Iowa City Mayor Matt Hayek said he’s skeptical about proposals to make Iowa City a “sanctuary” for undocumented immigrants reporting crimes. City Attorney Eleanor Dilkes presented councilors with information regarding the legality of the policy during last week’s work session, and discussion has continued.
“The punishment for ignoring federal law on the issue is losing access to the federal crime database, which would be a terrible idea for any law-enforcement association,” Hayek said.
But others in Iowa City remain hopeful such a policy can be developed, and the Iowa City Human Rights Commission is planning to meet March 15 to brainstorm its next move.
The Rev. Samuel Massey of First Presbyterian Church, 2701 Rochester Ave., said the Consultation of Religious Communities, a council of interfaith groups, originally started considering the issue of immigration in Iowa City.
After looking into what other cities had done on immigration, the group presented the sanctuary-city idea to the Human Rights Commission, which brought the idea to the city’s attention.
When Dilkes presented the options, councilors decided to do more research before taking any action regarding an immigration policy.
“Hopefully, the City Council will do the right thing and move forward,” Massey said.
On Tuesday, Johnson County and five other Iowa counties joined an online fingerprinting database through the United States Immigration and Custom Enforcement’s Secure Communities system.
Hayek said the county’s involvement with the program won’t cause any added impediments to the possibility of a sanctuary city, because the city would have broken federal regulations either way.
“We have to be careful that anything we adopt, even if it is completely compliant with federal law,doesn’t make a promise to the immigrant population that we can’t keep,” Hayek said. “That would be worse than the status quo.”
Madison, Wis., has an ordinance similar to the ones being discussed in Iowa City. Madison is in Dane County, which also uses the Immigrating and Custom Enforcement system.
For now, the City Attorney’s Office said it will be receptive to the Human Rights Commission’s ideas.
The commission’s chairwoman, Dianne Day, said the group might talk about changing the proposed ordinance’s wording, work further with the sanctuary committee, or table the idea altogether.
“It’ll continue, fast or slow,” Day said. “The dialogue has begun.”
City Councilor Regenia Bailey said speaking with the Human Rights Commission on specifics about the ordinance is necessary. She thinks the city will eventually craft some sort of policy that respects federal laws, she said.
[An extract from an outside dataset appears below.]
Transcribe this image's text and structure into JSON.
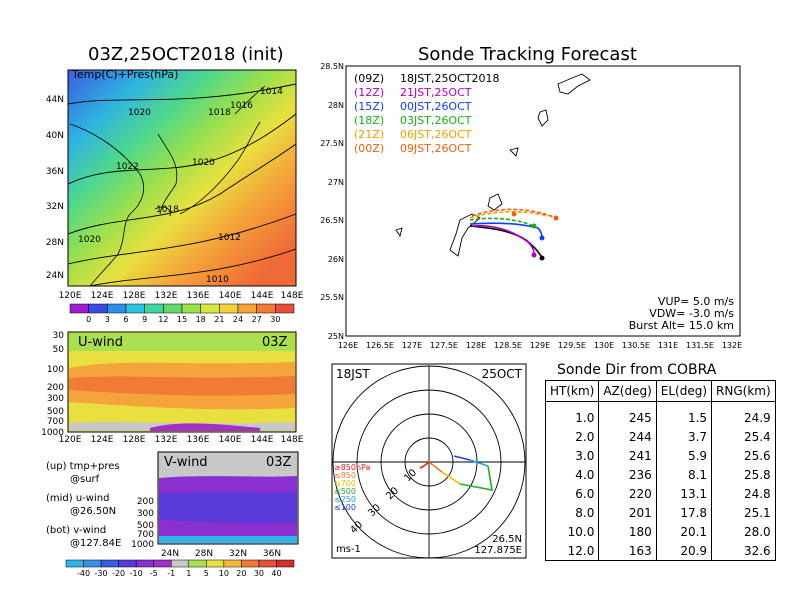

“I think that one of the things as an elected official of the community is that we have to respect the agreements and laws that are in place for us while we are being responsive to what the community wants,” Bailey said.
But even if some form of policy is implemented in the future, it doesn’t guarantee safety from being deported, said one immigration expert, Nestor Rodriguez, a professor at the University of Texas-Austin.
“Sanctuary cities are a misnomer; there is no such thing,” he said. “Federal officials can go anywhere in the United States and arrest people.”